Много волков люди выловили, много серых шуб с них сняли.
Однажды в полночь шел мимо деревни гармонист. Был он крепко навеселе. Под ноги не смотрит, песни горланит, сам себе подыгрывает. А тут яма. Так и ухнул туда. Темень, только звезды в дыру заглядывают. Сообразил музыкант, куда провалился. Сидит и раздумывает: лезть — не вылезешь, высоко; кричать — не докричишься, деревня далеко. Решил прикорнуть до света. Только подложил гармошку под голову, откуда ни возьмись, волк. Учуял мясо, облизнулся, прыг… и в яму на музыканта. Музыкант до смерти перепугался. Схватил со страху гармошку и давай наигрывать. Волк ощетинился, послушал, послушал, морду задрал да как завоет, как заведет свою волчью песню — у музыканта душа совсем в пятки ушла… Ломайте, ломайте, дети, — напомнил дедушка.

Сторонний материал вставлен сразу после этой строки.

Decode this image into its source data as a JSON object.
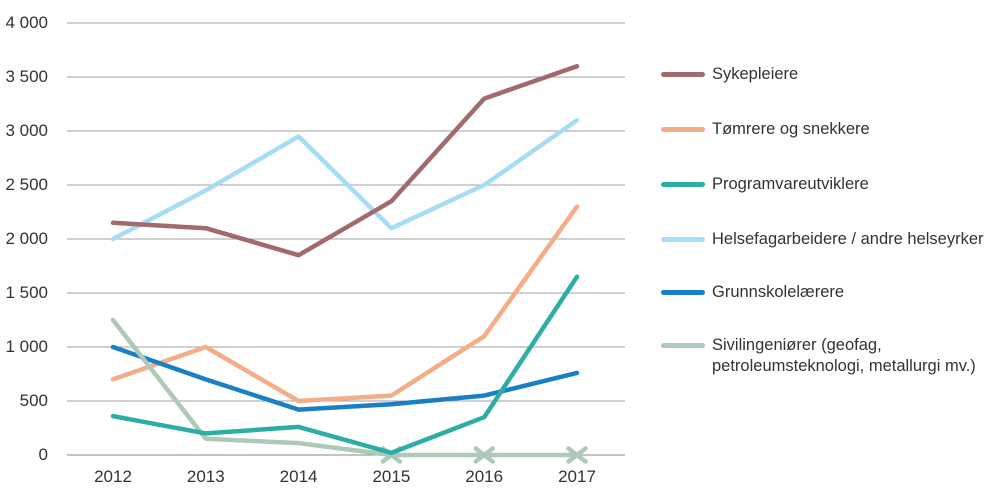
{
  "chart_data": {
    "type": "line",
    "title": "",
    "xlabel": "",
    "ylabel": "",
    "x_labels": [
      "2012",
      "2013",
      "2014",
      "2015",
      "2016",
      "2017"
    ],
    "y_ticks": [
      {
        "label": "4 000",
        "value": 4000
      },
      {
        "label": "3 500",
        "value": 3500
      },
      {
        "label": "3 000",
        "value": 3000
      },
      {
        "label": "2 500",
        "value": 2500
      },
      {
        "label": "2 000",
        "value": 2000
      },
      {
        "label": "1 500",
        "value": 1500
      },
      {
        "label": "1 000",
        "value": 1000
      },
      {
        "label": "500",
        "value": 500
      },
      {
        "label": "0",
        "value": 0
      }
    ],
    "ylim": [
      0,
      4000
    ],
    "grid": "horizontal-only",
    "legend_position": "right",
    "series": [
      {
        "name": "Sykepleiere",
        "color": "#a16a6d",
        "values": [
          2150,
          2100,
          1850,
          2350,
          3300,
          3600
        ]
      },
      {
        "name": "Tømrere og snekkere",
        "color": "#f4ad89",
        "values": [
          700,
          1000,
          500,
          550,
          1100,
          2300
        ]
      },
      {
        "name": "Programvareutviklere",
        "color": "#2cada5",
        "values": [
          360,
          200,
          260,
          20,
          350,
          1650
        ]
      },
      {
        "name": "Helsefagarbeidere / andre helseyrker",
        "color": "#a6dcf5",
        "values": [
          2000,
          2450,
          2950,
          2100,
          2500,
          3100
        ]
      },
      {
        "name": "Grunnskolelærere",
        "color": "#1a80c4",
        "values": [
          1000,
          700,
          420,
          470,
          550,
          760
        ]
      },
      {
        "name": "Sivilingeniører (geofag, petroleumsteknologi, metallurgi mv.)",
        "color": "#aec9b8",
        "values": [
          1250,
          150,
          110,
          0,
          0,
          0
        ],
        "marker": "x",
        "marker_points": [
          3,
          4,
          5
        ]
      }
    ]
  },
  "colors": {
    "background": "#ffffff",
    "gridline": "#a0a0a0",
    "zero_line": "#888888",
    "text": "#333333"
  }
}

Ребята спохватились, торопливо заработали ножами.
— А дальше, дальше что, дедусь?
— Съел волк музыканта?
— Пуще прежнего оробел гармонист, играть бросил. Волк зарычал, подошел и хвать его за ногу.
Завопил музыкант, дернулся — заиграла гармошка. Волк опять сидит себе, слушает. Смекнул парень, что серому нравится музыка, и пошел всякие польки, вальсы, кадрили шпарить… Отошел от испуга, и душа на место вернулась. Легкая она, Музыкантова душонка, воробьишкой порхает, оттого что живется ему легко — ни сеять, ни жать, ни лес охранять. Потому-то она и скачет то вниз, то вверх…
Уже и пот прошиб музыканта. «Дай, говорит, отдохну, будет, повеселил волка, — ни на одной свадьбе так не старался». Только бросил растягивать мехи — волк его опять за ногу…
Всю ночь они так хороводились. Умучается гармонист, выбьется из сил — волк тут же щелк!.. Играет гармонь — не трогает. Сидит и поглядывает, чисто сват на смотринах.
Утром явились люди и глаза трут — не верят: музыкант с волком в одной яме. Тот играет, этот слушает.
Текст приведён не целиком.